KENTUCKY (7/4/13) – SurfKY News is pleased to introduce a new weekly column to our readers. This column, Pen Point, is authored by Rita Dukes Smith, and covers a variety of subjects with various angles. Some will be amusing, some inspiring, and others intriguing and informative. Without further ado, we present this week’s Pen Point.
Why do cooks, chefs and restaurants continue to have an appetizer category when most items on the menu are not "appetizing?" Now, I don't mean they don't taste good. They do.
Anything covered with cheesy goodness is delicious to me. I'd probably eat grasshoppers if they were covered in asiago cheese. Really, would you ever consider eating macaroni by itself? Not me. Cook it with some cream cheese, a little cheddar and throw in some Swiss for good measure, and I'll go back for seconds.
Today's appetizers, however, are quite filling.
Fried calamari, spicy chicken wings with blue cheese dipping sauce, crab cakes or mini hamburgers is more filling than appetizing to me. In fact, if you batter dip and deep fry anything, it becomes very filling.
I believe when the concept of the meal courses were conceived back in the early ages, the appetizer round was likely something like a cup of broth or celery with lemon juice and a sprinkle of garlic salt. Now, that will make you hungry.
Celery with lemon wakes up the taste buds and makes you want more. It gets the stomach engine started. It's one of those zero-calorie foods that takes more energy to digest than ingest. Now, that's an appetizer.
I was thinking about this last night as I was watching "Chopped", on the Food Network. It was an episode featuring a contest between home cooks instead of professionals. In the show's competition, each contestant must create a dish starting with the appetizer and ending with the dessert using the surprise basket ingredients they've been provided. Therein lies the rub. Try to make something appetizing out of a guppy and some marshmallows.
While some would malign their school lunches to being that bad, I only have knowledge of my alma mater's dining experience.
At Bremen High School, in Muhlenberg County, KY, we had some of the best cooks in the world. We ate high on the hog, so to speak. BHS's turkey and dressing dinners were regionally famous and during a fall festival, and people would line up down past the gym waiting to get their take out plates.
I can only remember having the now standard "pizza slice" a couple of times when I went to high school. We feasted daily on meatloaf with stewed potatoes, cornbread, peas and peach cobbler, all freshly made each day. Those are comforting childhood memories of a bygone era.

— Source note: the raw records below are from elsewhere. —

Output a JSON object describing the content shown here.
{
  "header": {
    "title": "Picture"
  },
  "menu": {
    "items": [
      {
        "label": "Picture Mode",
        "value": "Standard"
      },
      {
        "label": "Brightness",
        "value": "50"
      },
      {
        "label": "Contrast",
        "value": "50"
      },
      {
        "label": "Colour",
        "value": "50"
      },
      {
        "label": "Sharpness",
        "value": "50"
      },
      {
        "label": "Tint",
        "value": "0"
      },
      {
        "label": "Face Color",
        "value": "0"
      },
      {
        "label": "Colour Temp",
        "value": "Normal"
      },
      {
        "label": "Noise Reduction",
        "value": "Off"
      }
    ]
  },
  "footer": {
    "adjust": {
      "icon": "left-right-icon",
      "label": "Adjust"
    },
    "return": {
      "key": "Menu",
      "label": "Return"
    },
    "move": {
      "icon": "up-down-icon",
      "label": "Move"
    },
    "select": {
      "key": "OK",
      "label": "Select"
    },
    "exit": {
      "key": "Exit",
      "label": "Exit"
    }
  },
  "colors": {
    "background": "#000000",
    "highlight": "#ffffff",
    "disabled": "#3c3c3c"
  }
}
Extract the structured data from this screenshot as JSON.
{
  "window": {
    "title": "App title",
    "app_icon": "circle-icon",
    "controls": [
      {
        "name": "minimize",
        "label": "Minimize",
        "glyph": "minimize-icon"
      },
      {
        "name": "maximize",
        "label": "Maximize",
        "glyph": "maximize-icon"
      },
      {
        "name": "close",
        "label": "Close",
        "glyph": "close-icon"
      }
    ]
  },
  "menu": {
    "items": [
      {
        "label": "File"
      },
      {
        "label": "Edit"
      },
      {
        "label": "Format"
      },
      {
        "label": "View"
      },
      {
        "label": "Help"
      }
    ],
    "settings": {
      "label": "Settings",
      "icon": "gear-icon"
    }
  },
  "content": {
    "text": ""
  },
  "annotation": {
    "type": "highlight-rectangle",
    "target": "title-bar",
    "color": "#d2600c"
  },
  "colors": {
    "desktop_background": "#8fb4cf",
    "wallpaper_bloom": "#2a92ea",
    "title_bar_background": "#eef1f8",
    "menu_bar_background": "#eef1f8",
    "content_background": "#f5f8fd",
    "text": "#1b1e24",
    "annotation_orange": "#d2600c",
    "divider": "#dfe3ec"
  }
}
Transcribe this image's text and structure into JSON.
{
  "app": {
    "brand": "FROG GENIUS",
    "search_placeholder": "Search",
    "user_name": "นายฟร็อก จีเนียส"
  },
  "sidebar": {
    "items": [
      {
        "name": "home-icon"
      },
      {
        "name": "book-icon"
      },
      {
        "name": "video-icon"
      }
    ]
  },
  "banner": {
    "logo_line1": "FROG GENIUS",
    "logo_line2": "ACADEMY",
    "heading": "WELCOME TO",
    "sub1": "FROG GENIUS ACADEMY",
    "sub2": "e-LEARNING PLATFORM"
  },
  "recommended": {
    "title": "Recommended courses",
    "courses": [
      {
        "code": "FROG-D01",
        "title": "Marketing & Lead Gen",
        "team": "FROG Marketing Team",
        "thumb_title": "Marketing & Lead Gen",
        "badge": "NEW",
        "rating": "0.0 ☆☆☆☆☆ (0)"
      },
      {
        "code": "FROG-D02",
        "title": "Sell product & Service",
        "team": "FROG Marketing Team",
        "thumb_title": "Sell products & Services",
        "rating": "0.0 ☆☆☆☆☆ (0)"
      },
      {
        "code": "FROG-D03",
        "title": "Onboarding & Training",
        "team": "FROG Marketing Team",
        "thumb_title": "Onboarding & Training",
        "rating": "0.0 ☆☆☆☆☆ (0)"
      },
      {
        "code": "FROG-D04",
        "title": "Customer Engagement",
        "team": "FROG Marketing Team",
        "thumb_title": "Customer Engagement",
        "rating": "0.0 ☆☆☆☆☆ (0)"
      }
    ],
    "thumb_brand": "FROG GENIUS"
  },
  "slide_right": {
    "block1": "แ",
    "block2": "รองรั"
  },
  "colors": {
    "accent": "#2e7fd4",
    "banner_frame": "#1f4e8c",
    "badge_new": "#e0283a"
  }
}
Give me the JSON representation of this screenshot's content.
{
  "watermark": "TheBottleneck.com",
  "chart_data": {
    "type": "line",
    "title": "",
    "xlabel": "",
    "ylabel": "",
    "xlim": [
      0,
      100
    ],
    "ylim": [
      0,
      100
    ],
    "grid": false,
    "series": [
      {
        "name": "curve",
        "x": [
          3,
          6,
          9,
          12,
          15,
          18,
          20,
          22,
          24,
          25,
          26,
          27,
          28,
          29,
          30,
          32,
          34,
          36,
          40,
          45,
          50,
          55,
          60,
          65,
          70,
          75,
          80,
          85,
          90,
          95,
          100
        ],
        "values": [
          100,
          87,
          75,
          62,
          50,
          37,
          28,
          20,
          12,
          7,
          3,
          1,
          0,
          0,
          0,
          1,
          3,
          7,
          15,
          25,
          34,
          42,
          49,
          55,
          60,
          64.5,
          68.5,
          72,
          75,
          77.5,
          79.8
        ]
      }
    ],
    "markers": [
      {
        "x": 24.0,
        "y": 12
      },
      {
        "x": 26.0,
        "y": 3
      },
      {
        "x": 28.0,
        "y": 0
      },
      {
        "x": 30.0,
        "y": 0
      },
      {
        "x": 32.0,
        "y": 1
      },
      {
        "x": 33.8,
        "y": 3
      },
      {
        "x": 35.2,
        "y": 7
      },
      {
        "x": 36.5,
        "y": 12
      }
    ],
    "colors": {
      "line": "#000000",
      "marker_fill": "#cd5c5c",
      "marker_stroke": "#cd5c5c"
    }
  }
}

Yet the school lunch menu terminology lives on and is even seen on shows like "Chopped" and on some restaurant menus.
Take "banana halves". That's a fancy way of saying, "Half of a banana."
Gelatinized Fruit Nectar with Peach Slices — translation: Jell-O with some peaches cut up in it. Hey, I like it, but it is what it is.
I once created a dessert for an Italian themed office pot luck. I used my own strawberry dessert creation that I had never given a name. So for the dinner, I asked my Italian friend to translate my concoction into Italian. Of course, she needed me to give it a name to translate, so I said, "Oh, it's a strawberry situation."
Thus was created the fancy-sounding name for one of my family's favorite dishes — Fragola di Situazione, or, in English, "A Strawberry Situation."
Sounds good, no? It's really just angel food cake with white chocolate pudding, strawberries in glaze with whipped topping and nuts.
Admittedly, a rack of lamb sounds fancier than sheep ribs, and professionals and amateur chefs like to put their slants on the names.
"I have made for you today, a pan-seared capon with potatoes and asparagus tips with a citrus sauce." Translation = "We're having chicken and fried potatoes; asparagus with lemon juice."
If you weren't particularly hungry when you started reading this column, maybe you are now.
A quick trip to most American refrigerators can result in a nice little cold, summer meal to satisfy that urge.
Most of us keep some "hip of pig" in the refrigerator, some cheese slices and wheat bread. Add to your plate some celery sticks, julienned carrots and banana half or halves and you've got lunch.